In this regard it is interesting to note that the group out of Colorado State University for the first time refrained from issuing a prediction last December 2011 relative to the kind of hurricane season that 2012 will bring over the Atlantic basin, although they have indicated a forecast will be issued in April of 2012. NOAA’s National Hurricane Center has also refrained from issuing a seasonal prediction for the Atlantic in 2012. There are however a couple of predictions that have been issued for the 2012 Atlantic hurricane season, one by Tropical Storm Risk [TSR] a group out of University College London specializing in risk management and insurance, which has called for a more active than average season for the Atlantic with 14.1 tropical storms [plus or minus 4.2], 6.7 hurricanes [plus or minus 3.0] and 3.3 major hurricanes [plus or minus 1.6], and the other by Weather Services International [WSI] which calls for a “near average” 2012 season in the Atlantic with a total of 12 named storms consisting of 7 hurricanes and 3 major hurricanes. It is interesting to see that TSR’s prediction carries quite large margins of uncertainty. relative to this we will have to wait to see how they pan out. In my opinion, these advanced predictions of annual tropical cyclone activity for a given basin have little to no practical use given the uncertainties about actual landfall events, about possible time-lines and intensities.

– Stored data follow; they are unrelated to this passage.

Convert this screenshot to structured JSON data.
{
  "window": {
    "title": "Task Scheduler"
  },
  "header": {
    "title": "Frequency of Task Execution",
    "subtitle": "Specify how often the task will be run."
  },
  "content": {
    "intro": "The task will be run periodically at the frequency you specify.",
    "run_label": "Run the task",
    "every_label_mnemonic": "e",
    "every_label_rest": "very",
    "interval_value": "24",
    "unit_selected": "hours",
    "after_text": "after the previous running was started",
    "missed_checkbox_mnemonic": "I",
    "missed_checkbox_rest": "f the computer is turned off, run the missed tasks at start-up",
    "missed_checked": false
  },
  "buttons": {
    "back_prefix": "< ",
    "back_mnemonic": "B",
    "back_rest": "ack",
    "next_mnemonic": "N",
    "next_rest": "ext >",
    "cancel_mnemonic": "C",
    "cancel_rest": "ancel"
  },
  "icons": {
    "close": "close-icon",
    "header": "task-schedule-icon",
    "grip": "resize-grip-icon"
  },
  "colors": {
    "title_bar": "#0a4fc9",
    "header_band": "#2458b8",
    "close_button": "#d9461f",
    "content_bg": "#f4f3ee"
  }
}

The reality of our vulnerability to tropical cyclone impacts originating in the Atlantic, or in any other basin for that matter, is that the only certainties we have are: (a) there will be an annual season; (b) all hurricane impacts are sources of potential damage, and (c) it only takes one hit by a land-falling hurricane to cause damage and human suffering, regardless of how many tropical cyclones there may be in a given year over a given basin. In view of this reality the only prudent course of action is to be prepared! To pay attention and heed the warnings! And to practice mitigation!